Given these views, it’s not terribly surprising that only 40 percent of those polled approve of Donald Trump’s handling of foreign policy.

CAP’s survey was massive; the think tank asked many different variations on the same basic questions, deploying a range of methodologies. By picking and choosing from various popular responses, one could construct a plurality of contradictory narratives about what the American people want. What’s more, the public’s preferences on many policy questions are often contradictory, loosely held, and easily inflected by changes in partisan signaling or media framing. And this malleability is even more common on issues far removed from voters’ daily experience, as matters of foreign policy tend to be.

Nevertheless, judging by CAP’s report, it seems fair to say that a foreign policy that’s less ambitious, belligerent, and unilateralist than Trump’s – but more narrowly focused on ordinary Americans’ physical safety and economic well-being than the geopolitical agendas of his predecessors – would have popular appeal in the United States.

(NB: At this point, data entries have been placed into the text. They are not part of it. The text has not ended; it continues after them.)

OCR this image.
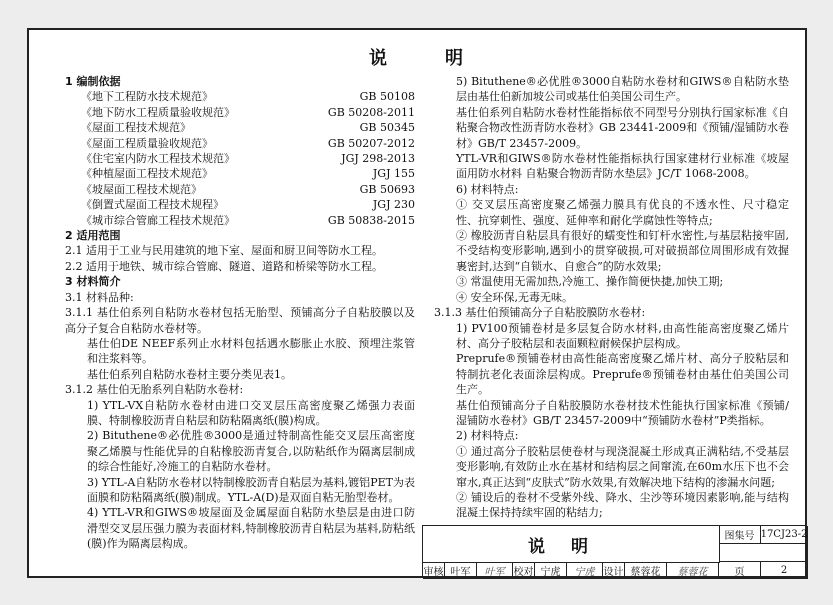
说	明
1 编制依据
《地下工程防水技术规范》	GB 50108
《地下防水工程质量验收规范》	GB 50208-2011
《屋面工程技术规范》	GB 50345
《屋面工程质量验收规范》	GB 50207-2012
《住宅室内防水工程技术规范》	JGJ 298-2013
《种植屋面工程技术规范》	JGJ 155
《坡屋面工程技术规范》	GB 50693
《倒置式屋面工程技术规程》	JGJ 230
《城市综合管廊工程技术规范》	GB 50838-2015
2 适用范围
2.1 适用于工业与民用建筑的地下室、屋面和厨卫间等防水工程。
2.2 适用于地铁、城市综合管廊、隧道、道路和桥梁等防水工程。
3 材料简介
3.1 材料品种:
3.1.1 基仕伯系列自粘防水卷材包括无胎型、预铺高分子自粘胶膜以及高分子复合自粘防水卷材等。
基仕伯DE NEEF系列止水材料包括遇水膨胀止水胶、预埋注浆管和注浆料等。
基仕伯系列自粘防水卷材主要分类见表1。
3.1.2 基仕伯无胎系列自粘防水卷材:
1) YTL-VX自粘防水卷材由进口交叉层压高密度聚乙烯强力表面膜、特制橡胶沥青自粘层和防粘隔离纸(膜)构成。
2) Bituthene®必优胜®3000是通过特制高性能交叉层压高密度聚乙烯膜与性能优异的自粘橡胶沥青复合,以防粘纸作为隔离层制成的综合性能好,冷施工的自粘防水卷材。
3) YTL-A自粘防水卷材以特制橡胶沥青自粘层为基料,镀铝PET为表面膜和防粘隔离纸(膜)制成。YTL-A(D)是双面自粘无胎型卷材。
4) YTL-VR和GIWS®坡屋面及金属屋面自粘防水垫层是由进口防滑型交叉层压强力膜为表面材料,特制橡胶沥青自粘层为基料,防粘纸(膜)作为隔离层构成。
5) Bituthene®必优胜®3000自粘防水卷材和GIWS®自粘防水垫层由基仕伯新加坡公司或基仕伯美国公司生产。
基仕伯系列自粘防水卷材性能指标依不同型号分别执行国家标准《自粘聚合物改性沥青防水卷材》GB 23441-2009和《预铺/湿铺防水卷材》GB/T 23457-2009。
YTL-VR和GIWS®防水卷材性能指标执行国家建材行业标准《坡屋面用防水材料 自粘聚合物沥青防水垫层》JC/T 1068-2008。
6) 材料特点:
① 交叉层压高密度聚乙烯强力膜具有优良的不透水性、尺寸稳定性、抗穿刺性、强度、延伸率和耐化学腐蚀性等特点;
② 橡胶沥青自粘层具有很好的蠕变性和钉杆水密性,与基层粘接牢固,不受结构变形影响,遇到小的贯穿破损,可对破损部位周围形成有效握裹密封,达到“自锁水、自愈合”的防水效果;
③ 常温使用无需加热,冷施工、操作简便快捷,加快工期;
④ 安全环保,无毒无味。
3.1.3 基仕伯预铺高分子自粘胶膜防水卷材:
1) PV100预铺卷材是多层复合防水材料,由高性能高密度聚乙烯片材、高分子胶粘层和表面颗粒耐候保护层构成。
Preprufe®预铺卷材由高性能高密度聚乙烯片材、高分子胶粘层和特制抗老化表面涂层构成。Preprufe®预铺卷材由基仕伯美国公司生产。
基仕伯预铺高分子自粘胶膜防水卷材技术性能执行国家标准《预铺/湿铺防水卷材》GB/T 23457-2009中“预铺防水卷材”P类指标。
2) 材料特点:
① 通过高分子胶粘层使卷材与现浇混凝土形成真正满粘结,不受基层变形影响,有效防止水在基材和结构层之间窜流,在60m水压下也不会窜水,真正达到“皮肤式”防水效果,有效解决地下结构的渗漏水问题;
② 铺设后的卷材不受紫外线、降水、尘沙等环境因素影响,能与结构混凝土保持持续牢固的粘结力;
说明	图集号 17CJ23-2
审核 叶军	叶军 校对 宁虎	宁虎 设计 蔡蓉花	蔡蓉花	页	2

For progressives, the ostensibly widespread interest in a “butter not guns” argument — prioritizing domestic investment over the maintenance of globe-spanning military commitments — is encouraging; the limited solidarity that Americans feel for regular people abroad and the majoritarian belief that ISIS poses a bigger threat to the U.S. than climate change, less so. Still, voters appear less allergic to international solidarity than to the utopian slogans that neoconservatives spouted while selling our forever wars. Ordinary voters may be fine with the global climate’s coming second — so long as they get to come first.